REVIEW: The Space Merchants by Frederik Pohl and C.M. Kornbluth
BRIEF SYNOPSIS: Advertising associate Mitch Courtenay is assigned to run the stolen Venus Project, which aims to sell an overpopulated America on the idea of colonizing the planet Venus.
PROS: Quick moving story; interesting depiction of society; Short on fluff.
CONS: Some of the plot twists were predictable.
BOTTOM LINE: A good, fun, quick read.
Mitch Courtenay is an associate at the Fowler Shocken advertising agency. Life is easiest when he has to write copy for selling products like Coffiest, a kind of super beverage that contains an addictive alkaloid. (What better way to boost sales?) But now, he’s just been assigned to run the Venus Project, a campaign that was stolen from the competitor and aims to sell an overpopulated America on the idea of colonizing the planet Venus. Things get tough when Mitch must confront corporate politics and backstabbing, legalized murder (as long as it’s a registered corporate feud, of course) and a group of environmentalist extremists called the Conservationists.

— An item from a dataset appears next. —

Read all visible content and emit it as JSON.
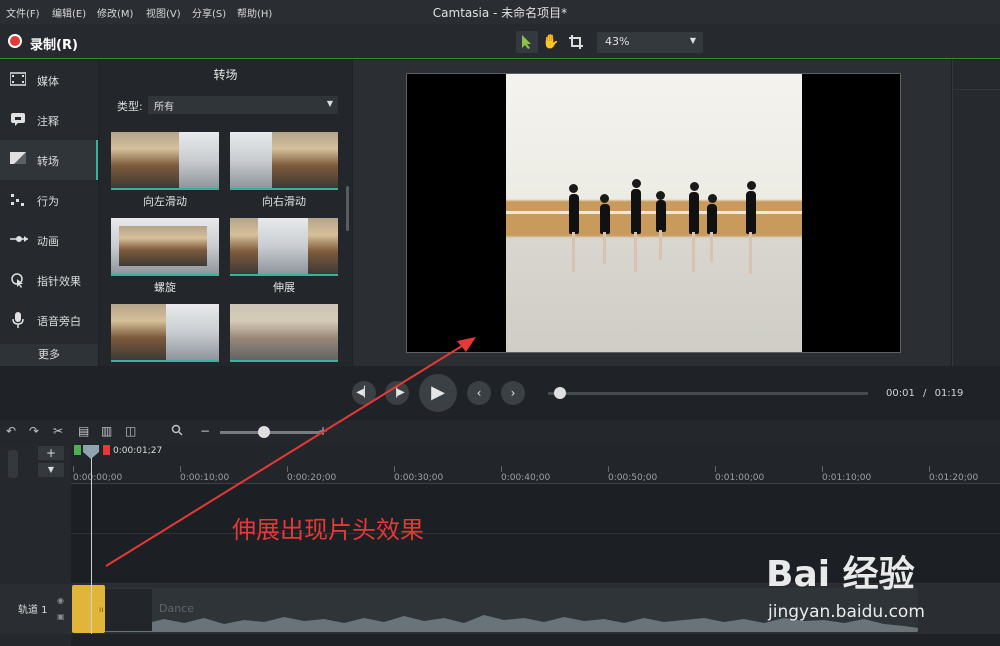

The Space Merchants definitely has the classic sf feel. I suppose being first published in 1952 helps. It paints an interesting and believable picture of a future society where advertising is king. The country is essentially controlled by two competing advertising agencies that control the puppet government. And in this society, you are either an ad man or a mere “consumer”, subject to the whims of the elite advertisers. The plot takes the reader through different aspects of this future society. Also, the story is filled with neat one-shot inventions like retinal commercials and the like.
This was a fun read. Clocking in at 170 pages, there was no time for the authors to add a lot of fluff. So it’s leanly written and quick-moving. The writing is remarkably consistent for a collaborative effort. Characterizations are three-dimensional and the sequence of events is logical and believable. I look forward to reading the sequel, The Merchants War.